Francis J. Vassallo & Associates Limited

Re-domiciliation/Continuation of Companies

Maltese law enables the continuation of companies at two levels namely:

  1. Companies registered in Malta to be continued in another jurisdiction, and
  2. Companies registered in another jurisdiction, to be continued in Malta.

Legal effects of continuation

Re-domiciliation, or continuation, signifies that a company may retain its already existing status as a body corporate, in the new jurisdiction where it is continued. In effect, no new legal entity is created and this arrangement is intended to ensure that nothing prejudices or affects the continuity or continued operation of the company. That is to say, the company retains all its assets and liabilities and remains bound by all obligations incurred as from the date of its incorporation in the first jurisdiction.

There are a number of jurisdictions, other than Malta, that have similar legislation in place. Indeed it would not be possible to continue a company in any one jurisdiction unless there are other jurisdictions that have enacted provisions in their legislation to allow such “transactions”.

Continuation of Companies legislation has existed in the United States and Canada for very many years and in a number of other jurisdictions such as the Isle of Man, Gibraltar, Bermuda, Cayman Islands, BVI, Bahamas, Jersey & Guernsey, to name a few.

Continuation of a company in Malta does not affect any legal or other proceedings instituted or to be instituted by or against the company.
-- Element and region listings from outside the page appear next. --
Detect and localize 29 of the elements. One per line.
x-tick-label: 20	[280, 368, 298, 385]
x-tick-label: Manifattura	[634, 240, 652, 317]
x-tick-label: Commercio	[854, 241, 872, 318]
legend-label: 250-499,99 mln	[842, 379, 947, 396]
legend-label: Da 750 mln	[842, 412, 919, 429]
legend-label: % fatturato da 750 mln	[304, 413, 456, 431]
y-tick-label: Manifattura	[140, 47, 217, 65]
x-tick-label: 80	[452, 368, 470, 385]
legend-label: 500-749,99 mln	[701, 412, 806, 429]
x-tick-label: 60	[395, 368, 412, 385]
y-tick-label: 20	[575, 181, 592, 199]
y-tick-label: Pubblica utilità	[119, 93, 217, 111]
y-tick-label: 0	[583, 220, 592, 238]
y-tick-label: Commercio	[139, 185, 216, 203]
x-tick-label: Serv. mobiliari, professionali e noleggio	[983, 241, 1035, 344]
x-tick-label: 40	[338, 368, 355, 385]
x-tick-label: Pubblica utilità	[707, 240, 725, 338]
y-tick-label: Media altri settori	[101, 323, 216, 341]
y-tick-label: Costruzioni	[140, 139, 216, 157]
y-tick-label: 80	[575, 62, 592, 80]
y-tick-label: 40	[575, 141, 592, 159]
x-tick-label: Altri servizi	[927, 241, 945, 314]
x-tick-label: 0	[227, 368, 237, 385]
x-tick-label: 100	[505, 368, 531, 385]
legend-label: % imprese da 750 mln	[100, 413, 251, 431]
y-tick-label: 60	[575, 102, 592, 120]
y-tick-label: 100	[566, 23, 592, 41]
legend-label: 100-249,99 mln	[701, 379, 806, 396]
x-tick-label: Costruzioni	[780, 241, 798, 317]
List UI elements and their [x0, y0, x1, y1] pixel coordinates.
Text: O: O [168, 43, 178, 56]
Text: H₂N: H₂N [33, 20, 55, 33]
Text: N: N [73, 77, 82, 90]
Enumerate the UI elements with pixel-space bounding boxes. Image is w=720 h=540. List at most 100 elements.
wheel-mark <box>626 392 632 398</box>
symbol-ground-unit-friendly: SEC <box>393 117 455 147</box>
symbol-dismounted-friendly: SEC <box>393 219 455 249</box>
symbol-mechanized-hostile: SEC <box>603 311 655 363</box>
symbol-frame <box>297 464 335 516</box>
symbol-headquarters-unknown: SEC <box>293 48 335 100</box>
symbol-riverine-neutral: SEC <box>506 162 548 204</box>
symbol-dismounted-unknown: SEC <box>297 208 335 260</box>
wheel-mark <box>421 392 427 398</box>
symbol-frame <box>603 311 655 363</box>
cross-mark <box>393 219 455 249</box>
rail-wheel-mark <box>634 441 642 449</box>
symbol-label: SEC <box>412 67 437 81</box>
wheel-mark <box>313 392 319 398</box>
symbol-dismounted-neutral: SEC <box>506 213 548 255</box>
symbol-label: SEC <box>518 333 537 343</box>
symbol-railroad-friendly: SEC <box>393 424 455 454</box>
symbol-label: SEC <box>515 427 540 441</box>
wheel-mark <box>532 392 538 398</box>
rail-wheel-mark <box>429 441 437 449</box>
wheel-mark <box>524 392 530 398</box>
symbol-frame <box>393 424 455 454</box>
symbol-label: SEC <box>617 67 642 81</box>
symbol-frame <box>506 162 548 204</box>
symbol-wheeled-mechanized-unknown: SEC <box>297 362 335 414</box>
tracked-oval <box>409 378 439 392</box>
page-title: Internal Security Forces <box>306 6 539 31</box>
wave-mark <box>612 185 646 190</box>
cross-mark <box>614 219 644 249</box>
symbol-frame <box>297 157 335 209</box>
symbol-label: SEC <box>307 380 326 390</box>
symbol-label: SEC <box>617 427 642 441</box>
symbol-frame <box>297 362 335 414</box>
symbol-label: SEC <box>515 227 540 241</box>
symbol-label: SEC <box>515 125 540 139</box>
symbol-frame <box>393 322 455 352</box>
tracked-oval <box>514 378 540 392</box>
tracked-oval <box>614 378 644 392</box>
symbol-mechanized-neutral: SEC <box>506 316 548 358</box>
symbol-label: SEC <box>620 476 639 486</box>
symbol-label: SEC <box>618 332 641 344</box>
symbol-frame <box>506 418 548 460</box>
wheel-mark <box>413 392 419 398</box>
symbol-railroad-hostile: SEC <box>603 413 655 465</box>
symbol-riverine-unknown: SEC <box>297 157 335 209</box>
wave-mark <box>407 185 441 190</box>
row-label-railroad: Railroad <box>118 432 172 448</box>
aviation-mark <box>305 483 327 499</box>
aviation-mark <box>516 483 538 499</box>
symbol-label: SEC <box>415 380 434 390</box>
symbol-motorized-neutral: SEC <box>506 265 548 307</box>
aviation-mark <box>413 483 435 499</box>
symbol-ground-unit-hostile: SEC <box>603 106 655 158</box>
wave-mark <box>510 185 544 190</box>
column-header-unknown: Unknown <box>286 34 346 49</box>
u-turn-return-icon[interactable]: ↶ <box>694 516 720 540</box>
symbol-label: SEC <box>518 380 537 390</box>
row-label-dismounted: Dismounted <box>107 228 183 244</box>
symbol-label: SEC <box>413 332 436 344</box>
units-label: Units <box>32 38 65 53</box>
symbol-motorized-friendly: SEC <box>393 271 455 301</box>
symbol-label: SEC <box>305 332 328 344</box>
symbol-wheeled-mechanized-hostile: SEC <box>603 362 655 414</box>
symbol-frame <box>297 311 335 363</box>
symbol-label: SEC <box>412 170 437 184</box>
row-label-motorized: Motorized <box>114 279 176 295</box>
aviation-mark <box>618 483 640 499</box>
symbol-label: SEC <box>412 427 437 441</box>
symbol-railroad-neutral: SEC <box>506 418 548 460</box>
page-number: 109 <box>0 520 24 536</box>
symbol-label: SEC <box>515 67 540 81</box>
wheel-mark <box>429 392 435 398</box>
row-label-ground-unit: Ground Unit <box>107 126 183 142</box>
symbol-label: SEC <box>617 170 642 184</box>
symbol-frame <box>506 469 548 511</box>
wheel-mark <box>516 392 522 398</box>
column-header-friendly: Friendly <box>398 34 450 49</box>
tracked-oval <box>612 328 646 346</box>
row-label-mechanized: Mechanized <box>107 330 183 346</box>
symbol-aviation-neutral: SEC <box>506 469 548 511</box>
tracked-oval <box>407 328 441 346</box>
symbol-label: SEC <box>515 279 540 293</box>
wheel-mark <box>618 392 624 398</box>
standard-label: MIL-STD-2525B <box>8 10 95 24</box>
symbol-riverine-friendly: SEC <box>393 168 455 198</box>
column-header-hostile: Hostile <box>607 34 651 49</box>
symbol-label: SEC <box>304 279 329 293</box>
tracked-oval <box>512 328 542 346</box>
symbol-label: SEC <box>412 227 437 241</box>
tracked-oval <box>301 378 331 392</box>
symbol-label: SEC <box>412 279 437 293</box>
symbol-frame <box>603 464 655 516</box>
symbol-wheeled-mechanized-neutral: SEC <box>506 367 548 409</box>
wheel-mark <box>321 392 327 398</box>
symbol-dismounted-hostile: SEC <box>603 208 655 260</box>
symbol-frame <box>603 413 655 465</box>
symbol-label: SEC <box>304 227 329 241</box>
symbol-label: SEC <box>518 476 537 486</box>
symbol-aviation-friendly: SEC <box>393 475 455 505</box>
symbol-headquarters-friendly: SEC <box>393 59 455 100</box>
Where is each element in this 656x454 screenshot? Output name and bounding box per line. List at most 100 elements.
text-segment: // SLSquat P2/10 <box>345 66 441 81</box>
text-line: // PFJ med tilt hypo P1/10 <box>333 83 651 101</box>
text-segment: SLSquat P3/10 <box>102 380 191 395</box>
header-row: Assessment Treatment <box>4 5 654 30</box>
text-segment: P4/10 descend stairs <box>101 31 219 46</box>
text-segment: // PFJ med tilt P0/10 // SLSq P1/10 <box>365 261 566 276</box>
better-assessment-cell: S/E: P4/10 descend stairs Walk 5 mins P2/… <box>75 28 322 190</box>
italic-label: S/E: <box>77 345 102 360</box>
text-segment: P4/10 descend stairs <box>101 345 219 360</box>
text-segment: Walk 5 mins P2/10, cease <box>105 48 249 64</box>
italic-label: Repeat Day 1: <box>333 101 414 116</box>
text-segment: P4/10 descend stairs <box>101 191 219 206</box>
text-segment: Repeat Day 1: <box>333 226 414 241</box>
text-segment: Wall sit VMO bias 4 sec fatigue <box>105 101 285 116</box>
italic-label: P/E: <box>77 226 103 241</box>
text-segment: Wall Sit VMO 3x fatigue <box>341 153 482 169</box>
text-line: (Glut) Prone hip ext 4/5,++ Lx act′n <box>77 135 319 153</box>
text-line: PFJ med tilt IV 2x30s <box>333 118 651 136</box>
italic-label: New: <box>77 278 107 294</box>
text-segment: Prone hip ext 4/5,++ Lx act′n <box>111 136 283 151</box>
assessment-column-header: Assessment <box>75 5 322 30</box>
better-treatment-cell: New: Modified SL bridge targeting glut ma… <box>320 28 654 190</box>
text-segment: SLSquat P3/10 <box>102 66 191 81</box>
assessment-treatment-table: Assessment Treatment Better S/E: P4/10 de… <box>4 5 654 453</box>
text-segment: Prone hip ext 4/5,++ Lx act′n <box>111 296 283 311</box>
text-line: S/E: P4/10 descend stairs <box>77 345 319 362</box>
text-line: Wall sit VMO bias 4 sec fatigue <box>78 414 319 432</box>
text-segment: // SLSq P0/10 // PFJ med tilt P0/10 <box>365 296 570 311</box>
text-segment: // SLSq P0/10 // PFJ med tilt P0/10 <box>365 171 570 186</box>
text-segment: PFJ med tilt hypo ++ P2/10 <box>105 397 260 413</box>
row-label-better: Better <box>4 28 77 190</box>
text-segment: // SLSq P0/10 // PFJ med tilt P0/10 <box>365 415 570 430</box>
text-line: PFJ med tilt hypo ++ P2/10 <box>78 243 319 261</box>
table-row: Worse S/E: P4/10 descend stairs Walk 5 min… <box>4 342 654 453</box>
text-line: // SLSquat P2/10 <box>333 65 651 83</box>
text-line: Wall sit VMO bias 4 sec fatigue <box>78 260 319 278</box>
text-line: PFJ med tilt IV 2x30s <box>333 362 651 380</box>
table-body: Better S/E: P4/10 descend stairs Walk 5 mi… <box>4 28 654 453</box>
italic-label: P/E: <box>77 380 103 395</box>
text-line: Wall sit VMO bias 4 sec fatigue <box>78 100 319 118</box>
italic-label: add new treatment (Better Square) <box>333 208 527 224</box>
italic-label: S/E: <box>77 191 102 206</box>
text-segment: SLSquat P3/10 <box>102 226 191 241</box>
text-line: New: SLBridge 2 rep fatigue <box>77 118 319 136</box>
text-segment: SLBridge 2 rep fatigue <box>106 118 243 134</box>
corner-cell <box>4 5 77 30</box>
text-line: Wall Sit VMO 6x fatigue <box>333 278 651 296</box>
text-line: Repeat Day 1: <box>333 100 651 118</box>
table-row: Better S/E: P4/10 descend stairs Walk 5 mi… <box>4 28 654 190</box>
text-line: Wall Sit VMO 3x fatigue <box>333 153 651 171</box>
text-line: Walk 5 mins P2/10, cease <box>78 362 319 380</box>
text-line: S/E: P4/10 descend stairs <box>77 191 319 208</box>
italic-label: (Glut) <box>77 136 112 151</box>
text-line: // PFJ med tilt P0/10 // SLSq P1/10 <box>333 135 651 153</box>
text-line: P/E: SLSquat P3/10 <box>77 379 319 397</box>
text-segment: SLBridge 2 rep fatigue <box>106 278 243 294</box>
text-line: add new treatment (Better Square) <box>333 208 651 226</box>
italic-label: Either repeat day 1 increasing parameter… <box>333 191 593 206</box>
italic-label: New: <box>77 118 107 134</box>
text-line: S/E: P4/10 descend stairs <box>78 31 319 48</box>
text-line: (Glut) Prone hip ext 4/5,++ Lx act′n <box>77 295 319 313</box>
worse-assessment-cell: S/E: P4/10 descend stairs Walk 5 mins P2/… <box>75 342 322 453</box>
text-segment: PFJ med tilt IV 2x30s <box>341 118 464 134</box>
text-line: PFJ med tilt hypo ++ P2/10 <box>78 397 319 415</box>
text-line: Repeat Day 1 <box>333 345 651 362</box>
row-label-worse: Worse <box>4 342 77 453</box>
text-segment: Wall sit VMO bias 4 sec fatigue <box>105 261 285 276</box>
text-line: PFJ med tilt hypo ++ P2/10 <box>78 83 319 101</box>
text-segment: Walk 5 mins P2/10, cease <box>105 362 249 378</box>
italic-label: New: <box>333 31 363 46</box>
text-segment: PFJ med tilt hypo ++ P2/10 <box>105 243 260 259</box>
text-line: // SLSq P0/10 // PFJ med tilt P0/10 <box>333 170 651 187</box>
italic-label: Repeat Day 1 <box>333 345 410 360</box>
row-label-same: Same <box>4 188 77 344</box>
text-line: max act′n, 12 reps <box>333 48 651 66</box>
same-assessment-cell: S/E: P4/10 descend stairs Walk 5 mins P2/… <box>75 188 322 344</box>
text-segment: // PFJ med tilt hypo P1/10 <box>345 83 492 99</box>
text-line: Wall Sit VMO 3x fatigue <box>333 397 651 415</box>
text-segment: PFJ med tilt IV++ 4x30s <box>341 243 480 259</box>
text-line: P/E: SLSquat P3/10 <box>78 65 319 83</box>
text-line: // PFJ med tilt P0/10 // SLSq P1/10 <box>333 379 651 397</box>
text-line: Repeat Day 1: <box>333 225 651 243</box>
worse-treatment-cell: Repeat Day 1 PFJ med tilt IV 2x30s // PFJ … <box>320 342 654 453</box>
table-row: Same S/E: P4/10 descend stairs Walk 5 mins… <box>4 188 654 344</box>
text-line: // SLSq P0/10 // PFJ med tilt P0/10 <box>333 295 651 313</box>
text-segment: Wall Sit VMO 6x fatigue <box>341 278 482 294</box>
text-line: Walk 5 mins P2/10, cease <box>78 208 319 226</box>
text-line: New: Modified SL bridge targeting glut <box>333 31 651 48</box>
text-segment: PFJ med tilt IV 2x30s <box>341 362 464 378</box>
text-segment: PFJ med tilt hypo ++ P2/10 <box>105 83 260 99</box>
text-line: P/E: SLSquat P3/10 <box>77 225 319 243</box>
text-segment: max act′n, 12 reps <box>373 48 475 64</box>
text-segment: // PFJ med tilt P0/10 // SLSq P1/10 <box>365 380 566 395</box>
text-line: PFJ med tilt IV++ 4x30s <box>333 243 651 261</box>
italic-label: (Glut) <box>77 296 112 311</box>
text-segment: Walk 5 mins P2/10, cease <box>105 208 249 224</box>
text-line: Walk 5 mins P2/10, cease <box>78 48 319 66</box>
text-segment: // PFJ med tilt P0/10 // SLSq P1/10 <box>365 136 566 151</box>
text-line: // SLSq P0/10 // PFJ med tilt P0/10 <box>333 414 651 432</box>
In addition, continuation does not operate to release or impair any conviction, judgement, ruling, order, liability or obligation due or to become due or any cause existing against the company or against any member, director, officer, or persons vested with the administration or representation of the company.

Why Malta?

A number of essential characteristics differentiate Malta from almost all small country economies with finance sectors. The most important is that Malta is an onshore, rather than an offshore jurisdiction. Its finance sector laws are aligned to EU directives and its banking supervision relationships are directly linked to structures like the Basle Convention and other mainstream international supervisory regimes. It is also playing an important role in the development of global regulatory policy and Malta's Minister of Finance now represents Commonwealth countries on an OECD task force of 13 countries.

Malta tax legislation has proved to be attractive to organisations involved in international trading or business activities and the tax treatment applicable would depend on the nature of activities being carried out by the company and the allocation of income to the different taxed accounts existing under Malta tax law.

Continuation in Malta is excluded only in exceptional cases, particularly where:

  1. Proceedings for dissolution/winding-up/insolvency or proceedings of a similar nature, have been commenced by or against the company;
  2. A liquidator or special administrator has been appointed;
  3. There is a scheme or order whereby creditors' rights are suspended or restricted;
  4. Proceedings for breach of law have been commenced against the company (not being in relation to some event which at the date of the occurrence thereof did not constitute a breach of law).

A body corporate that is continued in Malta under these provisions will enjoy all benefits available under Maltese legislation.